It may not make the Ripley's Believe It Or Not scrapbook, but Sansiri's 460-unit condominium project called Siri At Sukhumvit is all booked out in less than 60 days.
Perhaps nobody told the buyers there had been a military coup or that angry mobs were making noisy scenes. Even the real-estate slump had no effect on them.
The sales were so rapid that even the builder was shocked.
Sansiri senior marketing manager Samatcha Promsiri said he was "very surprised by the response but delighted by the results". The firm bags Bt3 billion from the sale.
Its success goes to prove local consumers are confident of buying, regardless of bad news, if they see something they like and aspire to possess it, says Samatcha.

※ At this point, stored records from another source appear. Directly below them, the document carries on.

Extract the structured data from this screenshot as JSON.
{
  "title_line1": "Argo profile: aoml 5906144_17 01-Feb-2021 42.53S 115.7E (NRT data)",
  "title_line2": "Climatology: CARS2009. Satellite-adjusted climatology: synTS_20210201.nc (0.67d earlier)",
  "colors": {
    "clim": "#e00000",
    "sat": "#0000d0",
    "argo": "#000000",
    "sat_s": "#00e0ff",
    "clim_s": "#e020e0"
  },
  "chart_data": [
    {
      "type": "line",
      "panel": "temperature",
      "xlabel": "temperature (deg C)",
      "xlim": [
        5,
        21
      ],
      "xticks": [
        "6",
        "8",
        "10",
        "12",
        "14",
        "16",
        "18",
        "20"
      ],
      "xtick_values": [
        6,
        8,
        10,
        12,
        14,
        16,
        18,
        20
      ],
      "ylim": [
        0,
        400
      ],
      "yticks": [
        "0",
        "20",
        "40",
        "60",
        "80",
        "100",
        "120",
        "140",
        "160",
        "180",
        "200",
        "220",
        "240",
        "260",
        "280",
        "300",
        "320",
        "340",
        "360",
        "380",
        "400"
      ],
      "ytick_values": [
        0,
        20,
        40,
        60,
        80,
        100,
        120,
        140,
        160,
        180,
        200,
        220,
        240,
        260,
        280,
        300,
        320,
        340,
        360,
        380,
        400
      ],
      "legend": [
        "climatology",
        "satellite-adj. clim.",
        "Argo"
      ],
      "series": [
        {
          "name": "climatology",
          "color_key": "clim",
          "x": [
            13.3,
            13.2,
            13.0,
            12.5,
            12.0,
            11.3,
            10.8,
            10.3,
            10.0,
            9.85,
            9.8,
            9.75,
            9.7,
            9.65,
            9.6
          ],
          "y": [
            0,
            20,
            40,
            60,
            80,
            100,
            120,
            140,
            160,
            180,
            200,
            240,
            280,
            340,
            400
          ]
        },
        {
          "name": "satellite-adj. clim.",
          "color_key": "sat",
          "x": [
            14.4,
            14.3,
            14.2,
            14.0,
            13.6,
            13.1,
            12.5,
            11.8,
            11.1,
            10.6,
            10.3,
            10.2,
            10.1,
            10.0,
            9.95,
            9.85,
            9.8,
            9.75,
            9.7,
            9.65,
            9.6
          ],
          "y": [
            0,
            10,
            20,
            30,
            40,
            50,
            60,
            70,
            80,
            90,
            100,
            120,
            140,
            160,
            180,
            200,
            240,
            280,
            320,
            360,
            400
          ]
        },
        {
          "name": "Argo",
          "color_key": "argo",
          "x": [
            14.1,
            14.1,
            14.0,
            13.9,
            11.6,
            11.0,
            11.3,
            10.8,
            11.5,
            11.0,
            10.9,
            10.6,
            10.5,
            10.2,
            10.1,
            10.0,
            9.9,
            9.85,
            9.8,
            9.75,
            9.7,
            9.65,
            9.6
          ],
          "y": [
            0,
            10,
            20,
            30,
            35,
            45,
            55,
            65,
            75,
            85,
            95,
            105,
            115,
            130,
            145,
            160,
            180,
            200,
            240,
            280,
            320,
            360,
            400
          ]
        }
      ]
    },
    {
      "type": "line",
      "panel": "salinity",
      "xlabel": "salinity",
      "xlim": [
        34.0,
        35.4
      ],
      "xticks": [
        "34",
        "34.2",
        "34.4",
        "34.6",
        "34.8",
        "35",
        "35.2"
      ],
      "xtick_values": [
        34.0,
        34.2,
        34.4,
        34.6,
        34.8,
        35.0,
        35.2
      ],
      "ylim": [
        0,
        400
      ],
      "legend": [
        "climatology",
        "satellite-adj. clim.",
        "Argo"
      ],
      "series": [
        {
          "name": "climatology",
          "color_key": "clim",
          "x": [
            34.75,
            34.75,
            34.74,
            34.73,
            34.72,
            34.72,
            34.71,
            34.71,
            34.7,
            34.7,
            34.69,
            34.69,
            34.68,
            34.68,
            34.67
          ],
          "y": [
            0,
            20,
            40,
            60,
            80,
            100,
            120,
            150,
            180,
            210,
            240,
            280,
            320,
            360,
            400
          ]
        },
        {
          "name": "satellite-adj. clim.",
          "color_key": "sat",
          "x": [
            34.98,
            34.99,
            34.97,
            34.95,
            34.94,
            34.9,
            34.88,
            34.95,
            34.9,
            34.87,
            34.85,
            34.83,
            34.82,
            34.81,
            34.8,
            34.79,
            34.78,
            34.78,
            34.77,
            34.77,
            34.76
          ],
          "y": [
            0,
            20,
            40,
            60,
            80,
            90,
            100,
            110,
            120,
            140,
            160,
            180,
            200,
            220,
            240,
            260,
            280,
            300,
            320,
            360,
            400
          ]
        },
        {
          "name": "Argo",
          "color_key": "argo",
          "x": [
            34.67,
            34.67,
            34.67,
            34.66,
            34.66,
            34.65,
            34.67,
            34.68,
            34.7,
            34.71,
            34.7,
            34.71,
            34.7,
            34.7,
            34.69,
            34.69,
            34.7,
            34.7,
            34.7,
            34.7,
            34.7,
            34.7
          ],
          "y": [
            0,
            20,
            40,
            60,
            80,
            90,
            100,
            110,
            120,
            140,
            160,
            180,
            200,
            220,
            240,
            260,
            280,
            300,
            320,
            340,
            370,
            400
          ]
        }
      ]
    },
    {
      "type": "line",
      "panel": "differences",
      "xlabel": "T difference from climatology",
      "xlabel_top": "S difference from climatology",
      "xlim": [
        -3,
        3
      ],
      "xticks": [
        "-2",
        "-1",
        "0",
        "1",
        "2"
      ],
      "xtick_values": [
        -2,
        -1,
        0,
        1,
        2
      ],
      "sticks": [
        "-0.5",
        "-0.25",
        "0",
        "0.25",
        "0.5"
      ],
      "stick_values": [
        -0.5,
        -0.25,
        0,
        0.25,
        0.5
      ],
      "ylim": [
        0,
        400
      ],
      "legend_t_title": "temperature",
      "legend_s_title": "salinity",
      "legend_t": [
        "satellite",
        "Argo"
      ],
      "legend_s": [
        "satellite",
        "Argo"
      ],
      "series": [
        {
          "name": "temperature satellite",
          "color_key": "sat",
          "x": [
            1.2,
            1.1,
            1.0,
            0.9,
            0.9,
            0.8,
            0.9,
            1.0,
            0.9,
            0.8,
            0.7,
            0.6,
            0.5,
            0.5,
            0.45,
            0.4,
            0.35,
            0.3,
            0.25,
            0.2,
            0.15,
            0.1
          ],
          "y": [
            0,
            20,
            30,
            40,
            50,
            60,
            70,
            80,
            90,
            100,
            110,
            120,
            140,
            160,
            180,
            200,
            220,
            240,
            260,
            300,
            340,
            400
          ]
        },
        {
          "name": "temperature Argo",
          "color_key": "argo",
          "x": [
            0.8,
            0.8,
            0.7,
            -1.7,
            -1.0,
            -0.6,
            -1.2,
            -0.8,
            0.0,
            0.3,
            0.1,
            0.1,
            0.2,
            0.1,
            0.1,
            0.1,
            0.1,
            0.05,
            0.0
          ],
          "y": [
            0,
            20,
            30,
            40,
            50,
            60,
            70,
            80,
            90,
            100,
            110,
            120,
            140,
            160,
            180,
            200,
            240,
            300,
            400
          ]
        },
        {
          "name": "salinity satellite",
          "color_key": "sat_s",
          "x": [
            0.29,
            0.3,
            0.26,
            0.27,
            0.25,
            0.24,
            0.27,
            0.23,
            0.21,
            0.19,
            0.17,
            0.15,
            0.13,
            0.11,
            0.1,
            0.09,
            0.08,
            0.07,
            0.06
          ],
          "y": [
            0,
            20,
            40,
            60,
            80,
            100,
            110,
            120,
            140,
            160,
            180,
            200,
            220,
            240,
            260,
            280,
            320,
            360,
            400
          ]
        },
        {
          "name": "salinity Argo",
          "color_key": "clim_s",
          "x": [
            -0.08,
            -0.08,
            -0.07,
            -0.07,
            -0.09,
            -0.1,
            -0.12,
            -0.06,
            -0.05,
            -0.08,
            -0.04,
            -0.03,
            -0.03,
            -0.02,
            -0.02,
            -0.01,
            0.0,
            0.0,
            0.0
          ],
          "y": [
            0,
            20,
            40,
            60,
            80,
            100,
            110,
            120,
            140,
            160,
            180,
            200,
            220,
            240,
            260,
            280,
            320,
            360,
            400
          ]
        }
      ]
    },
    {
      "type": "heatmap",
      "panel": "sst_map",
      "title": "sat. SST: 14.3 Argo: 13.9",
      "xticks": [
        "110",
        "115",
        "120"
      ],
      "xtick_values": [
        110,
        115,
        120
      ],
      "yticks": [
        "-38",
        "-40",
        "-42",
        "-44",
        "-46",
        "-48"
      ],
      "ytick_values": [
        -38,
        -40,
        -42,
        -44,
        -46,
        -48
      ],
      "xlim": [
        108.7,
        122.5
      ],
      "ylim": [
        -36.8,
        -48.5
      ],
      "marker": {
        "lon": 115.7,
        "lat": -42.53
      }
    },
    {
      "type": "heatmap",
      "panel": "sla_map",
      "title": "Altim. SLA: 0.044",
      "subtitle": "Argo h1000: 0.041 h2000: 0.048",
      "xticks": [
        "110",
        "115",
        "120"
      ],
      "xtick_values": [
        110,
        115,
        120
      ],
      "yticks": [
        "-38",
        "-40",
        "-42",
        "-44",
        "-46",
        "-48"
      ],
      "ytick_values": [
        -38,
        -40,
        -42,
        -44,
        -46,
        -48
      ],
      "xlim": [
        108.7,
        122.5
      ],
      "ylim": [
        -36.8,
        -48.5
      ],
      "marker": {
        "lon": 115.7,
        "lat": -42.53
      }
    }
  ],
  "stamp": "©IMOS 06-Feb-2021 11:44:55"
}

The project marks the company's return to building condominiums in the Sukhumvit area in May after a two-year lull.
The almost four-rai estate is also the largest condominium project the firm was undertaken, rising 34 floors and scheduled for completion in three years.
The Sansiri brand still carries weight in a market filled with less recognisable names, said the builder.
Even with the high prices - with space starting at Bt85,000 a square metre for the lower floors - there was no shortage of takers.
One-bedroom units start from Bt4.2 million, the freehold apartments being semi-furnished. The company will provide air-conditioners and kitchen sets.
Its two-bedroom units cover 67 square metres, while three-bedroom condos are from 105 square metres.
The block will have a swimming pool, measuring 12 metres by 35.
Siri's location on the main Sukhumvit stretch between Soi Thonglor and Soi Ekamai, with a second exit-entrance at Sukhumvit 38, offers one of the better residential neighbourhoods in this midtown zone.
This quarter is also relatively protected from the tourist zones along Nana and Asoke that are so packed with untidy vendors and beggars that city cleaners have a terrible task of cleaning up the mess every morning.
Another of Siri's advantage is its closeness to the Thonglor BTS station, allowing for easy commuting to the rest of the capital.